Former Credit Suisse Global Banker Leads N.Y. Micro-Lender to The Poor

Talk about a transformation.

Terri Ludwig is president and CEO of Accion New York, making loans of as little as $500 in New York's largely unbanked ethnic neighborhoods.

Just four years ago she was on Madison Avenue advising clients on international capital markets as director of global foreign exchange for Credit Suisse First Boston.

Today, instead of wining and dining institutional depositors with multimillion-dollar portfolios, she uses the promise of Community Reinvestment Act credits to entice bankers to lend Accion New York sums of money smaller than some investment bankers' yearend bonuses. Then her group slices it into even smaller portions and lends it out again, often to immigrants with no credit history and no experience with financial institutions.

And she couldn't be happier.

"We know there are a lot of microentrepreneurs in New York whose needs are not being served by banks - people whose businesses are so small that they don't show up on a bank's radar screen," she says. "Eighty-three percent of our customers have never had bank loans."

Ms. Ludwig sees her job not just as infusing small doses of capital into local communities, but as raising the overall "financial literacy" of a population that is frequently too intimidated by the financial world even to walk into a bank.

"We see ourselves as a professional, multicultural organization that takes an interest in the dreams of the entrepreneur, so that they feel we are on their side," she says.

After more than 10 years in the financial services industry, first with Merrill Lynch and then with Credit Suisse, she began to feel something missing from her life. "At one point, I just said to myself, 'I wasn't put on this planet to do banking,' " she remembers. "I decided that I was supposed to be doing something different."So Ms. Ludwig enrolled in Harvard's John F. Kennedy School of Government and received a master's degree in public administration. A few months later she was back in New York City, but on the Brooklyn side of the East River in her decidedly noncorporate offices. (Located in a three-story walk-up, her office is so close to the elevated subway tracks that the J and Z trains interrupt her conference calls and the maintenance workers can peer in her window.)
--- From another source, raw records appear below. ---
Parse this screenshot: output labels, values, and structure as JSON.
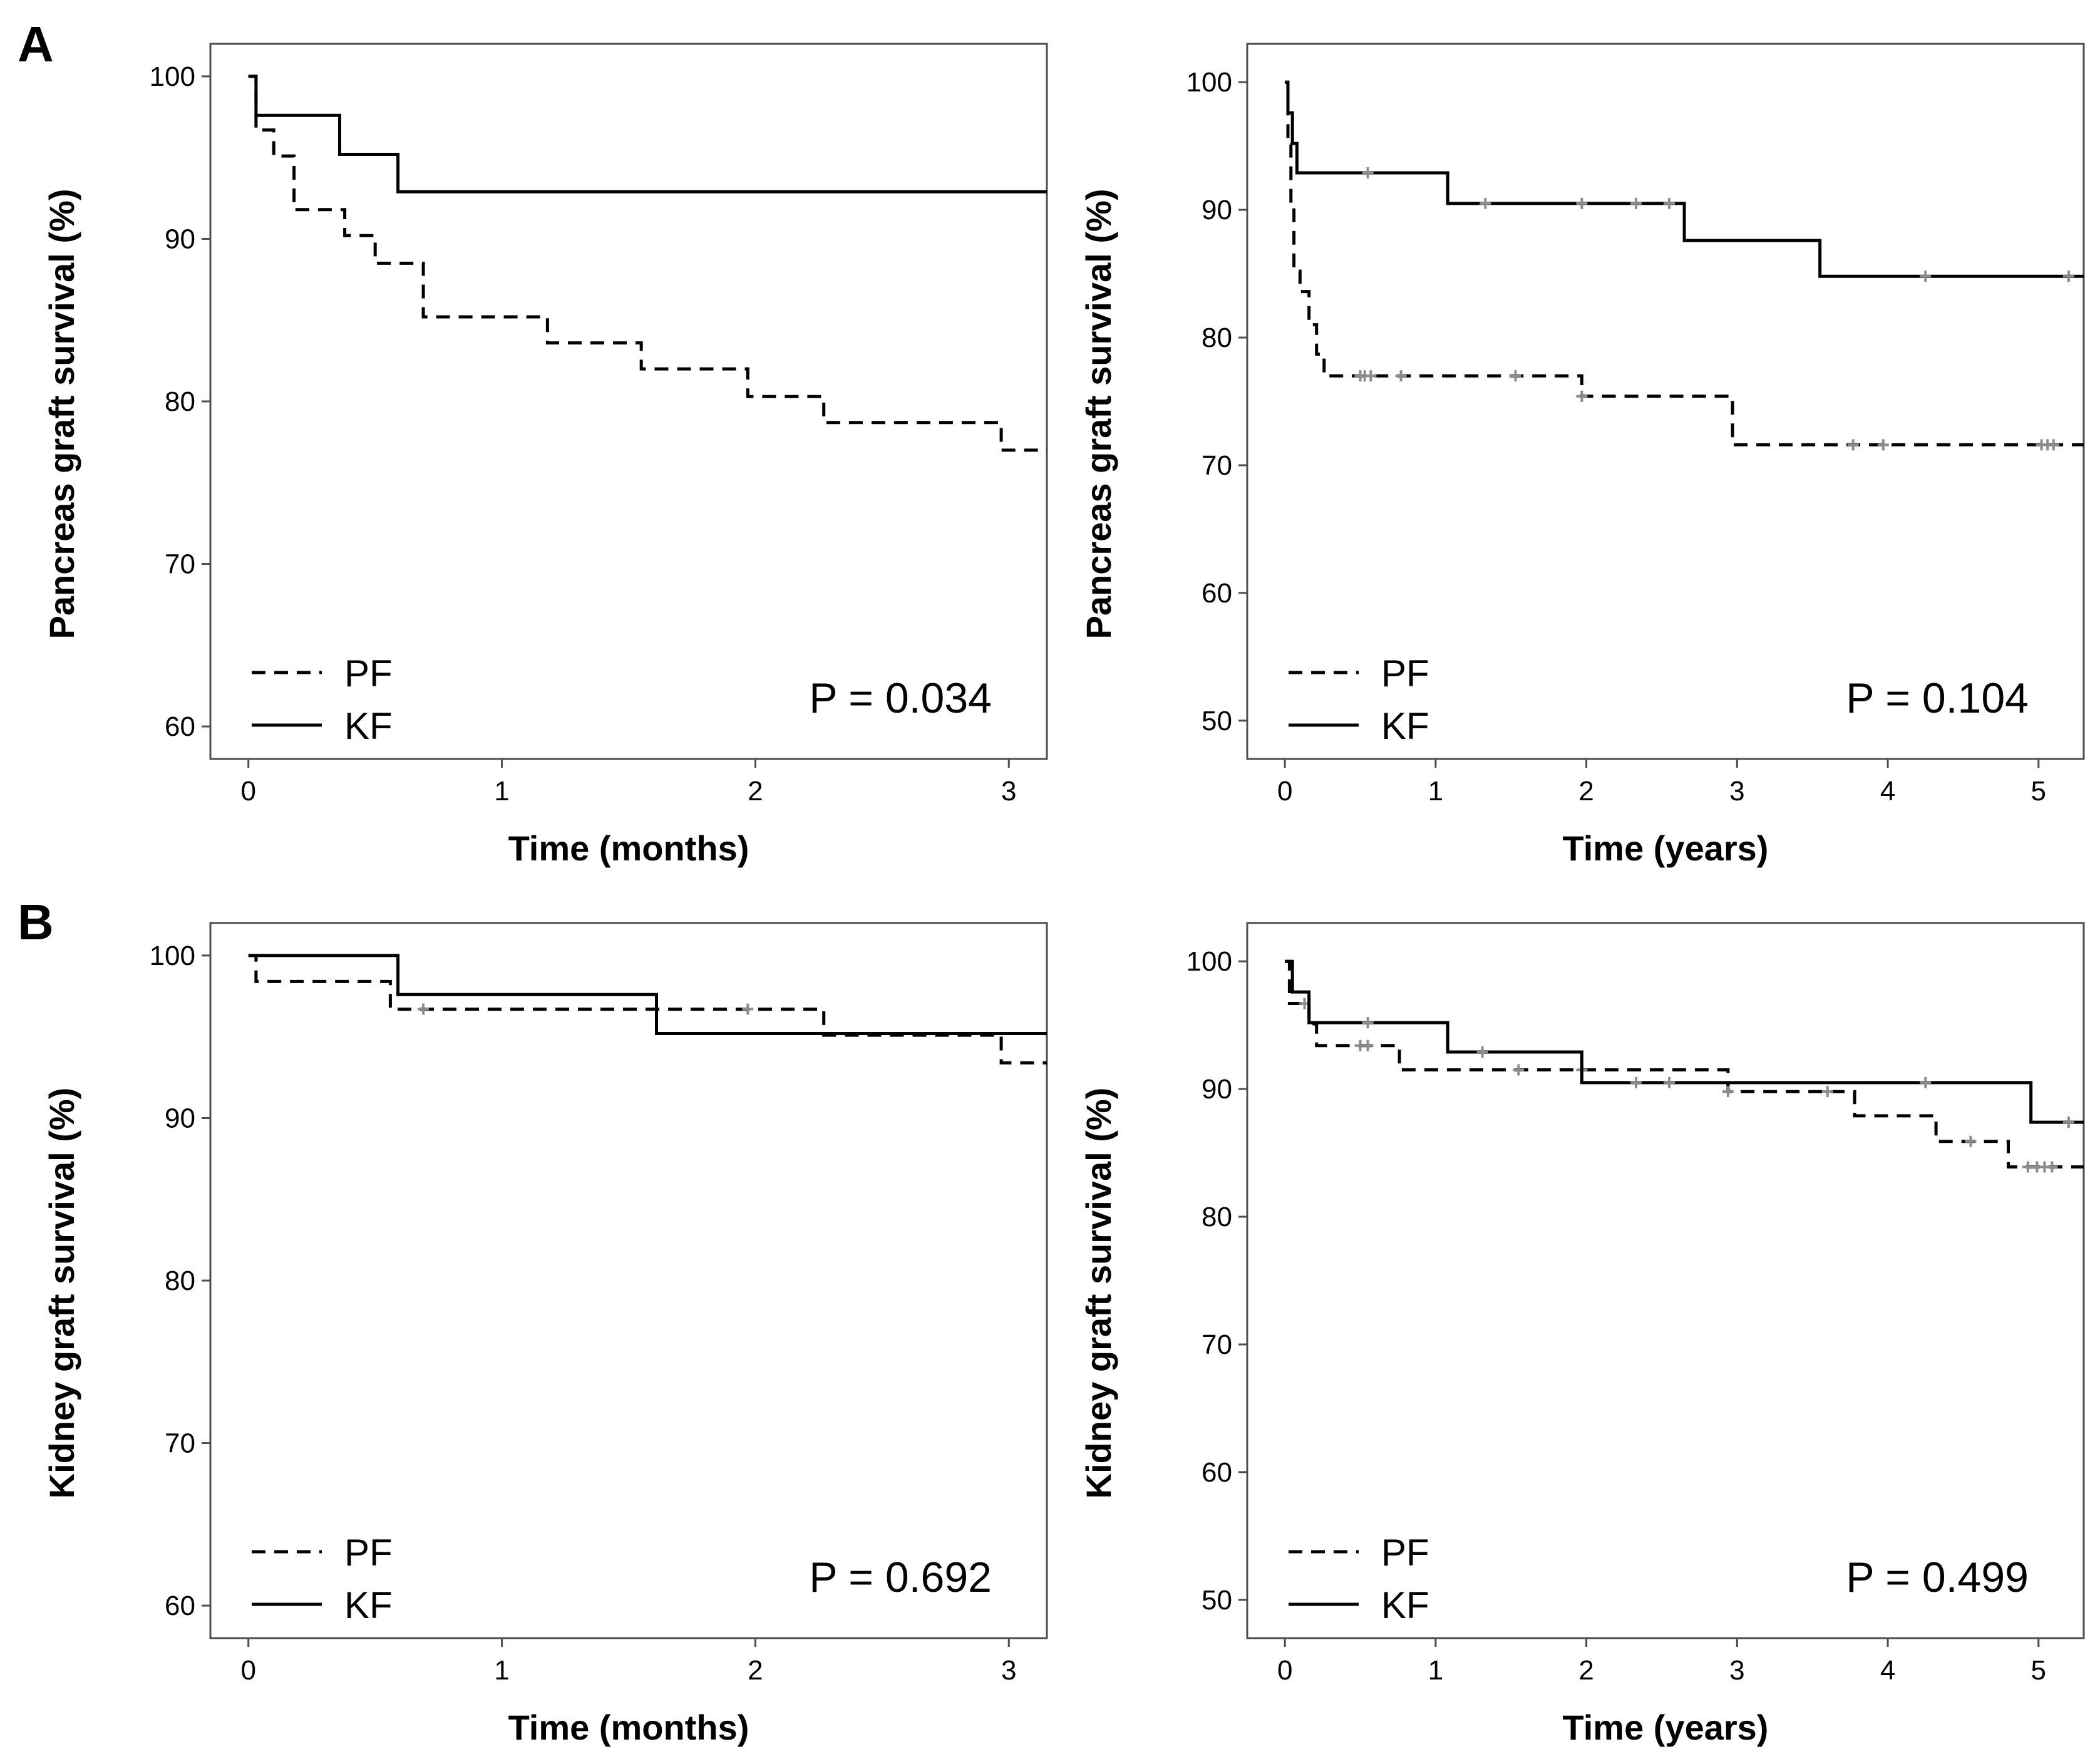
{
  "panel_labels": [
    "A",
    "B"
  ],
  "legend": {
    "pf": "PF",
    "kf": "KF"
  },
  "style": {
    "curve_color": "#000000",
    "censor_color": "#8c8c8c",
    "frame_color": "#4d4d4d"
  },
  "chart_data": [
    {
      "type": "line",
      "panel": "A",
      "xlabel": "Time (months)",
      "ylabel": "Pancreas graft survival (%)",
      "xlim": [
        -0.15,
        3.15
      ],
      "ylim": [
        58,
        102
      ],
      "xticks": [
        0,
        1,
        2,
        3
      ],
      "yticks": [
        60,
        70,
        80,
        90,
        100
      ],
      "pvalue": "P = 0.034",
      "grid": false,
      "legend_position": "bottom-left",
      "series": [
        {
          "name": "PF",
          "style": "dashed",
          "steps": [
            [
              0,
              100
            ],
            [
              0.03,
              96.7
            ],
            [
              0.1,
              95.1
            ],
            [
              0.18,
              91.8
            ],
            [
              0.38,
              90.2
            ],
            [
              0.5,
              88.5
            ],
            [
              0.69,
              85.2
            ],
            [
              1.18,
              83.6
            ],
            [
              1.55,
              82.0
            ],
            [
              1.97,
              80.3
            ],
            [
              2.27,
              78.7
            ],
            [
              2.97,
              77.0
            ],
            [
              3.15,
              77.0
            ]
          ],
          "censored": []
        },
        {
          "name": "KF",
          "style": "solid",
          "steps": [
            [
              0,
              100
            ],
            [
              0.03,
              97.6
            ],
            [
              0.36,
              95.2
            ],
            [
              0.59,
              92.9
            ],
            [
              3.15,
              92.9
            ]
          ],
          "censored": []
        }
      ]
    },
    {
      "type": "line",
      "panel": "A",
      "xlabel": "Time (years)",
      "ylabel": "Pancreas graft survival (%)",
      "xlim": [
        -0.25,
        5.3
      ],
      "ylim": [
        47,
        103
      ],
      "xticks": [
        0,
        1,
        2,
        3,
        4,
        5
      ],
      "yticks": [
        50,
        60,
        70,
        80,
        90,
        100
      ],
      "pvalue": "P = 0.104",
      "grid": false,
      "legend_position": "bottom-left",
      "series": [
        {
          "name": "PF",
          "style": "dashed",
          "steps": [
            [
              0,
              100
            ],
            [
              0.02,
              95.1
            ],
            [
              0.04,
              90.2
            ],
            [
              0.06,
              85.2
            ],
            [
              0.1,
              83.6
            ],
            [
              0.16,
              81.0
            ],
            [
              0.21,
              78.7
            ],
            [
              0.26,
              77.0
            ],
            [
              1.97,
              75.4
            ],
            [
              2.97,
              71.6
            ],
            [
              5.3,
              71.6
            ]
          ],
          "censored": [
            [
              0.5,
              77.0
            ],
            [
              0.53,
              77.0
            ],
            [
              0.57,
              77.0
            ],
            [
              0.77,
              77.0
            ],
            [
              1.53,
              77.0
            ],
            [
              1.97,
              75.4
            ],
            [
              3.77,
              71.6
            ],
            [
              3.97,
              71.6
            ],
            [
              5.02,
              71.6
            ],
            [
              5.06,
              71.6
            ],
            [
              5.1,
              71.6
            ]
          ]
        },
        {
          "name": "KF",
          "style": "solid",
          "steps": [
            [
              0,
              100
            ],
            [
              0.02,
              97.6
            ],
            [
              0.05,
              95.2
            ],
            [
              0.08,
              92.9
            ],
            [
              1.08,
              90.5
            ],
            [
              2.65,
              87.6
            ],
            [
              3.55,
              84.8
            ],
            [
              5.3,
              84.8
            ]
          ],
          "censored": [
            [
              0.55,
              92.9
            ],
            [
              1.33,
              90.5
            ],
            [
              1.97,
              90.5
            ],
            [
              2.33,
              90.5
            ],
            [
              2.55,
              90.5
            ],
            [
              4.25,
              84.8
            ],
            [
              5.2,
              84.8
            ]
          ]
        }
      ]
    },
    {
      "type": "line",
      "panel": "B",
      "xlabel": "Time (months)",
      "ylabel": "Kidney graft survival (%)",
      "xlim": [
        -0.15,
        3.15
      ],
      "ylim": [
        58,
        102
      ],
      "xticks": [
        0,
        1,
        2,
        3
      ],
      "yticks": [
        60,
        70,
        80,
        90,
        100
      ],
      "pvalue": "P = 0.692",
      "grid": false,
      "legend_position": "bottom-left",
      "series": [
        {
          "name": "PF",
          "style": "dashed",
          "steps": [
            [
              0,
              100
            ],
            [
              0.03,
              98.4
            ],
            [
              0.56,
              96.7
            ],
            [
              2.27,
              95.1
            ],
            [
              2.97,
              93.4
            ],
            [
              3.15,
              93.4
            ]
          ],
          "censored": [
            [
              0.69,
              96.7
            ],
            [
              1.97,
              96.7
            ]
          ]
        },
        {
          "name": "KF",
          "style": "solid",
          "steps": [
            [
              0,
              100
            ],
            [
              0.59,
              97.6
            ],
            [
              1.61,
              95.2
            ],
            [
              3.15,
              95.2
            ]
          ],
          "censored": []
        }
      ]
    },
    {
      "type": "line",
      "panel": "B",
      "xlabel": "Time (years)",
      "ylabel": "Kidney graft survival (%)",
      "xlim": [
        -0.25,
        5.3
      ],
      "ylim": [
        47,
        103
      ],
      "xticks": [
        0,
        1,
        2,
        3,
        4,
        5
      ],
      "yticks": [
        50,
        60,
        70,
        80,
        90,
        100
      ],
      "pvalue": "P = 0.499",
      "grid": false,
      "legend_position": "bottom-left",
      "series": [
        {
          "name": "PF",
          "style": "dashed",
          "steps": [
            [
              0,
              100
            ],
            [
              0.03,
              96.7
            ],
            [
              0.16,
              95.1
            ],
            [
              0.21,
              93.4
            ],
            [
              0.76,
              91.5
            ],
            [
              2.94,
              89.8
            ],
            [
              3.78,
              87.9
            ],
            [
              4.32,
              85.9
            ],
            [
              4.8,
              83.9
            ],
            [
              5.3,
              83.9
            ]
          ],
          "censored": [
            [
              0.13,
              96.7
            ],
            [
              0.5,
              93.4
            ],
            [
              0.55,
              93.4
            ],
            [
              1.55,
              91.5
            ],
            [
              1.97,
              91.5
            ],
            [
              2.94,
              89.8
            ],
            [
              3.6,
              89.8
            ],
            [
              4.55,
              85.9
            ],
            [
              4.93,
              83.9
            ],
            [
              4.99,
              83.9
            ],
            [
              5.04,
              83.9
            ],
            [
              5.09,
              83.9
            ]
          ]
        },
        {
          "name": "KF",
          "style": "solid",
          "steps": [
            [
              0,
              100
            ],
            [
              0.05,
              97.6
            ],
            [
              0.16,
              95.2
            ],
            [
              1.08,
              92.9
            ],
            [
              1.97,
              90.5
            ],
            [
              4.95,
              87.4
            ],
            [
              5.3,
              87.4
            ]
          ],
          "censored": [
            [
              0.55,
              95.2
            ],
            [
              1.31,
              92.9
            ],
            [
              2.33,
              90.5
            ],
            [
              2.55,
              90.5
            ],
            [
              4.25,
              90.5
            ],
            [
              5.2,
              87.4
            ]
          ]
        }
      ]
    }
  ]
}
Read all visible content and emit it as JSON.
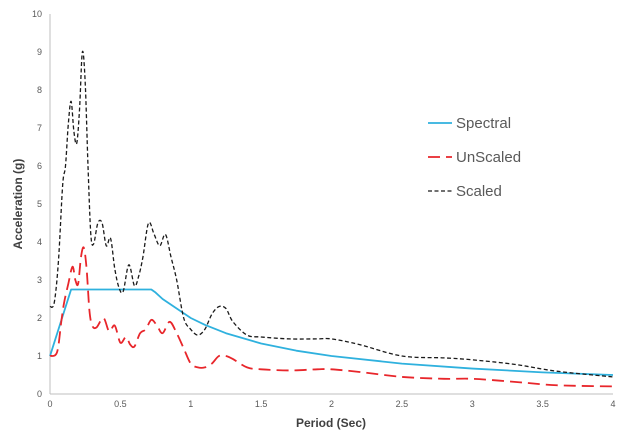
{
  "chart_data": {
    "type": "line",
    "xlabel": "Period (Sec)",
    "ylabel": "Acceleration (g)",
    "xlim": [
      0,
      4
    ],
    "ylim": [
      0,
      10
    ],
    "x_ticks": [
      0,
      0.5,
      1,
      1.5,
      2,
      2.5,
      3,
      3.5,
      4
    ],
    "x_tick_labels": [
      "0",
      "0.5",
      "1",
      "1.5",
      "2",
      "2.5",
      "3",
      "3.5",
      "4"
    ],
    "y_ticks": [
      0,
      1,
      2,
      3,
      4,
      5,
      6,
      7,
      8,
      9,
      10
    ],
    "y_tick_labels": [
      "0",
      "1",
      "2",
      "3",
      "4",
      "5",
      "6",
      "7",
      "8",
      "9",
      "10"
    ],
    "grid": false,
    "legend": {
      "position": "right"
    },
    "series": [
      {
        "name": "Spectral",
        "color": "#2fb1de",
        "dash": "solid",
        "x": [
          0,
          0.15,
          0.72,
          0.75,
          0.8,
          0.9,
          1.0,
          1.1,
          1.25,
          1.5,
          1.75,
          2.0,
          2.5,
          3.0,
          3.5,
          4.0
        ],
        "y": [
          1.0,
          2.75,
          2.75,
          2.67,
          2.5,
          2.25,
          2.0,
          1.82,
          1.6,
          1.33,
          1.14,
          1.0,
          0.8,
          0.67,
          0.57,
          0.5
        ]
      },
      {
        "name": "UnScaled",
        "color": "#e8262b",
        "dash": "long-dash",
        "x": [
          0,
          0.05,
          0.08,
          0.1,
          0.13,
          0.16,
          0.18,
          0.2,
          0.22,
          0.24,
          0.26,
          0.28,
          0.3,
          0.33,
          0.38,
          0.42,
          0.46,
          0.5,
          0.54,
          0.57,
          0.6,
          0.64,
          0.68,
          0.72,
          0.76,
          0.8,
          0.85,
          0.9,
          0.95,
          1.0,
          1.05,
          1.1,
          1.15,
          1.2,
          1.25,
          1.3,
          1.4,
          1.5,
          1.7,
          1.9,
          2.0,
          2.2,
          2.5,
          2.8,
          3.0,
          3.3,
          3.6,
          4.0
        ],
        "y": [
          1.0,
          1.1,
          1.9,
          2.4,
          2.9,
          3.35,
          3.0,
          2.9,
          3.6,
          3.85,
          3.3,
          2.2,
          1.8,
          1.75,
          2.0,
          1.65,
          1.8,
          1.35,
          1.5,
          1.3,
          1.25,
          1.6,
          1.7,
          1.95,
          1.8,
          1.6,
          1.9,
          1.6,
          1.2,
          0.8,
          0.7,
          0.7,
          0.8,
          1.0,
          1.0,
          0.92,
          0.7,
          0.65,
          0.62,
          0.65,
          0.65,
          0.58,
          0.45,
          0.4,
          0.4,
          0.32,
          0.23,
          0.2
        ]
      },
      {
        "name": "Scaled",
        "color": "#1a1a1a",
        "dash": "short-dash",
        "x": [
          0,
          0.03,
          0.06,
          0.09,
          0.11,
          0.13,
          0.15,
          0.17,
          0.19,
          0.21,
          0.23,
          0.25,
          0.27,
          0.29,
          0.31,
          0.34,
          0.37,
          0.4,
          0.43,
          0.46,
          0.49,
          0.52,
          0.56,
          0.6,
          0.63,
          0.66,
          0.7,
          0.74,
          0.78,
          0.82,
          0.86,
          0.9,
          0.95,
          1.0,
          1.05,
          1.1,
          1.15,
          1.2,
          1.25,
          1.3,
          1.4,
          1.5,
          1.7,
          1.9,
          2.0,
          2.2,
          2.5,
          2.8,
          3.0,
          3.3,
          3.6,
          4.0
        ],
        "y": [
          2.3,
          2.4,
          3.5,
          5.5,
          6.0,
          7.1,
          7.7,
          6.9,
          6.6,
          7.5,
          9.0,
          8.2,
          6.0,
          4.2,
          3.95,
          4.5,
          4.5,
          3.9,
          4.1,
          3.3,
          2.8,
          2.7,
          3.4,
          2.85,
          3.1,
          3.6,
          4.5,
          4.2,
          3.9,
          4.2,
          3.6,
          3.0,
          2.0,
          1.7,
          1.55,
          1.7,
          2.1,
          2.3,
          2.25,
          1.9,
          1.55,
          1.5,
          1.45,
          1.45,
          1.45,
          1.3,
          1.0,
          0.95,
          0.9,
          0.78,
          0.6,
          0.45
        ]
      }
    ]
  }
}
Ms. Ludwig's story is not uncommon at Accion New York.

Her senior loan officer, Leslie Barcus, is a former international banker from Citibank. Another loan officer got her training at the former Chemical Bank in Mexico, and still another was a former teller at a nearby Chase Manhattan branch.

All joined the organization at least in part because of its connection to Accion International - one of the world's oldest and most successful microlending groups.

Founded in 1973 as a means for individuals with no credit history to receive small business development loans, Accion did most of its early work in Latin America and now has 25 affiliates in 14 countries there. The group's international headquarters are in Somerville, Mass. In 1998, Accion affiliates disbursed $577 million in loans averaging $764 each.

Accion New York was founded in 1994 and by yearend 1999 had an active portfolio of $1.2 million in loans. Last year revenue from interest and fees paid 45% of Accion New York's operating costs, with the remainder covered by grants.

In the United States, Accion's strategy is to partner with local banks, whose involvement with the organization through loans, grants, and participation on the Accion board can help them comply with the three parts of the Community Reinvestment Act: lending, investment, and services.

"Depending on what we are doing, there are three ways in which we benefit," says Janet Thompson, Citibank's vice president of global community relations.

By making below-market-rate loans to Accion, Citibank can satisfy part of its lending requirement. Ms. Thompson's service on the Accion board of directors and the participation of other Citibank personnel in training and advising Accion staff helps meet the service requirement.

Finally, direct grants from Citibank to Accion count toward the investment requirement.

But, Ms. Thompson points out, banks gain more than just CRA credits from working with Accion.

"We're getting a broader understanding of the kinds of communities they work in, and an understanding that there are expanded criteria for making a decision about a loan," Ms. Thompson says. "Nonprofits have successfully worked with banks to say that you can take more risk in a particular kind of neighborhood or a particular kind of family."

Involvement with Accion is also a form of customer development, says Gustavo Buitrago, vice president of the small business group at Banco Popular, a Puerto Rico-based institution with branches in New York.

"Banco Popular has a presence in many of the communities where these lower- and moderate-income self-employed men and women have their businesses," he says. But for many reasons, "our commercial lending [officers] cannot provide micro-loans." For example, many of the borrowers have no credit history or financial statements, and making loans for a few thousand dollars is not cost-effective for banks.

But as these borrowers grow, Mr. Buitrago says, "it is going to be in their best interest to get bank financing." The hope is that when that time comes, they will turn to banks they know are associated with Accion.